Damaged CAD/CAM milling burs will have a shortened life.
As a dental lab invested in digital technology, you want to get the most from your milling burs. Let’s take a look at what it takes to cause notable damage and how to avoid it. We’ll shed some light on the ways milling burs can get damaged and document the scope of that damage in each scenario.
It doesn’t take much damage to affect the lifespan of a milling bur.
The smallest defect in the bur’s cutting edge will become bigger as the bur wears. Any chip, divot, or abrasion in the bur will become a site for wear to propagate from. A damaged milling bur will work just fine for a little while, but it will certainly not last as long as a pristine one.
Accidents happen, so what’s the scope of the damage?
So, you dropped your bur… It’s probably fine, right? Unfortunately, there’s a good chance it sustained at least some damage. It all depends on how and what it hit. But how can you tell? To show you, I’m going to systematically destroy some milling burs and document the results.
How do burs get damaged in the dental lab?
I thought about the most likely ways for milling burs to get damaged in the lab. Here are a few that I came up with:
- Hitting a brass bur holder: It’s surprisingly easy to ding a bur when you install it in your milling machine.
- Hitting other burs: Are your burs rolling around in a drawer?
- Hitting the floor: Hard floors are not a bur’s friend.
How does each one of these affect the bur?
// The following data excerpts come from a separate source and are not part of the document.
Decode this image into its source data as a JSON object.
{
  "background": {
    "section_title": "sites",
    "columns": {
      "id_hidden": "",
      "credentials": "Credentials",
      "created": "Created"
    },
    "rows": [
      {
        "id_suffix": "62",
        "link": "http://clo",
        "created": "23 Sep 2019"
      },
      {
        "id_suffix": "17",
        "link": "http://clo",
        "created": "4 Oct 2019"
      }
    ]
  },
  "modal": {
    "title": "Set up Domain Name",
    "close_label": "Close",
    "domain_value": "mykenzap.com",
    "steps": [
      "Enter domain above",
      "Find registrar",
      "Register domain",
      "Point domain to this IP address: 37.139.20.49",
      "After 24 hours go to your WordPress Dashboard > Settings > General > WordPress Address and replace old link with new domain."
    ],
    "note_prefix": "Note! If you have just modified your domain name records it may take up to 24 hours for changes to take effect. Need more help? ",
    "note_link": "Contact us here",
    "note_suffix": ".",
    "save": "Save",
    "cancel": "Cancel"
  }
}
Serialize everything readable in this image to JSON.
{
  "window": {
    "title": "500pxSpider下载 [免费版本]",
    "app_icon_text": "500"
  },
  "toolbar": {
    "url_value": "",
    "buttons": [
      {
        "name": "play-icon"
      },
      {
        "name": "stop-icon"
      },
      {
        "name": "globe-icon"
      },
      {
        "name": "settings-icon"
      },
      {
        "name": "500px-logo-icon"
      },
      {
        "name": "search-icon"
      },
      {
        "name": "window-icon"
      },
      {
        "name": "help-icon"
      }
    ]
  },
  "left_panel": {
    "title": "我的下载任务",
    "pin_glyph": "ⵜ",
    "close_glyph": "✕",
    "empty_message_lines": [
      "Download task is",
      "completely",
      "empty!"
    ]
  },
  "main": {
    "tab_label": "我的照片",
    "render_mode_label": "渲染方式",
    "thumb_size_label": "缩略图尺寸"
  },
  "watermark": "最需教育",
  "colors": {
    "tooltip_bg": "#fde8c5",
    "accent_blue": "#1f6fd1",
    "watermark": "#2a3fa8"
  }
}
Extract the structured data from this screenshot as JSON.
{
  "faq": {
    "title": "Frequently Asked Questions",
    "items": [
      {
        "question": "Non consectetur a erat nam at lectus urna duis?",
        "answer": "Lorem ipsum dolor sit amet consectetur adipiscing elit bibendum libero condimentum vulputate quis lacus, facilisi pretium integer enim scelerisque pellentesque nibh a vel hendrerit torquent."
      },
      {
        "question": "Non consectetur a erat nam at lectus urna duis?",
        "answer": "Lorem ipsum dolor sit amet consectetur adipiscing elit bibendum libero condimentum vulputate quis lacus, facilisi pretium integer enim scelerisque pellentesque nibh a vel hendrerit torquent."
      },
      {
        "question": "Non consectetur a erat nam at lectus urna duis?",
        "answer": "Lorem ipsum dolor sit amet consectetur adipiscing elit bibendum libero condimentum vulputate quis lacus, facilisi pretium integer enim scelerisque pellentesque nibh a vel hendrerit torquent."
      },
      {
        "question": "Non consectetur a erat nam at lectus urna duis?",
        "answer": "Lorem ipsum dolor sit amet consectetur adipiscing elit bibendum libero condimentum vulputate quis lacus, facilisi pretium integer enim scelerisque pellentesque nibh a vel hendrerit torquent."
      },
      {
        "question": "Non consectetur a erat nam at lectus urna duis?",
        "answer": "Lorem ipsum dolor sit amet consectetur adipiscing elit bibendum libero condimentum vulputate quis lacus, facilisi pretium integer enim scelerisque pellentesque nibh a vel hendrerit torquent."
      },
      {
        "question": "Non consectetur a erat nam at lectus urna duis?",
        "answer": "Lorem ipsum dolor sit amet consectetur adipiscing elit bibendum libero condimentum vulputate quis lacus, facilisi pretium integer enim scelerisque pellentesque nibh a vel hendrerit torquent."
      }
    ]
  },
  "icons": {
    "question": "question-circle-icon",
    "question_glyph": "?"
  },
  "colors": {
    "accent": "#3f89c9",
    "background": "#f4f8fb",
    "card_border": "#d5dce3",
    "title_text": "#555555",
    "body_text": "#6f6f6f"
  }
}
The only way to find out is to test it. I’ve designed a test to see how milling burs hold up to impacts with different materials. It’ll be interesting to find out how much abuse a bur can take before it’s got any visible damage. I’m going to do some controlled impacts of burs into various materials and show you what happens.
The Test:
The idea is to simulate an impact between a bur and these materials: brass, tungsten carbide, and tile – Then I’ll record what happens.
Building the Test Rig:
I needed to assure that the impacts to each material use the same force. After a little bit of research, I decided the best way to do that without fancy lab equipment was to build a simple pendulum. Using the same release point for the pendulum assures a reasonably accurate repeated force.
Calibration:
The right amount of force is key. After much consideration, I decided to keep it simple. As a benchmark, I would use the force required to chip the lead on a freshly sharpened number two pencil. I chose this because it’s easy to visualize and it’s repeatable.
I tested the pendulum rig with a pencil until the force chipped the tip. Then, I noted the mark that corresponds to that force. That mark is used as the drop point for all of the tests.
Results:
Test# 1: Bur hitting a brass holder
This one is designed to illustrate the impact between a bur and the brass holder in the mill. It’s easy to press the bur into the holder at the wrong angle or with too much force. It’s important to be diligent with your bur installations. Check out our post HERE for more on that.
Notice the significant amount of edge damage. Not only is the diamond coating chipped, so is the carbide. This is a fairly predictable result for a carbide on brass impact. This will surely affect the longevity of the bur.
Test# 2: Bur hitting another bur
This impact simulates a scenario where a bur hits another bur. This is most likely to happen if you store your milling burs lose in a drawer. We always recommend storing your burs in the original packaging or specialized bur holder. Check out our post on recommended bur care HERE
This impact didn’t seem to dent the carbide very badly, but the diamond coating has certainly flaked off. Without the protection of the diamond coating in that area, this bur will surely suffer from a reduced lifespan.
Test #3: Bur hitting the floor
Here we’re testing an impact with the floor. We’re hitting a bur into a small piece of floor tile. The hardness characteristics of tile are much different than metal. Note: This may not be a perfect simulation of a floor drop because a tip impact from standing height would likely have a larger amount of force involved. However, in the interest of keeping the test fair, I’ve kept the force the same.
This is by far the most interesting result. I expected somewhere between the carbide and brass tests. However, it appears to be at or greater than the damage caused by the carbide impact. This is definitely a reason to avoid letting your burs hit the floor!
Conclusion:
After running this test, it’s clear to me that any impact with a bur is not good. This is definitely something to keep in mind when you’re working with milling burs in your lab. If you do your best to care for your burs, you’ll insure you get the most bang for your buck.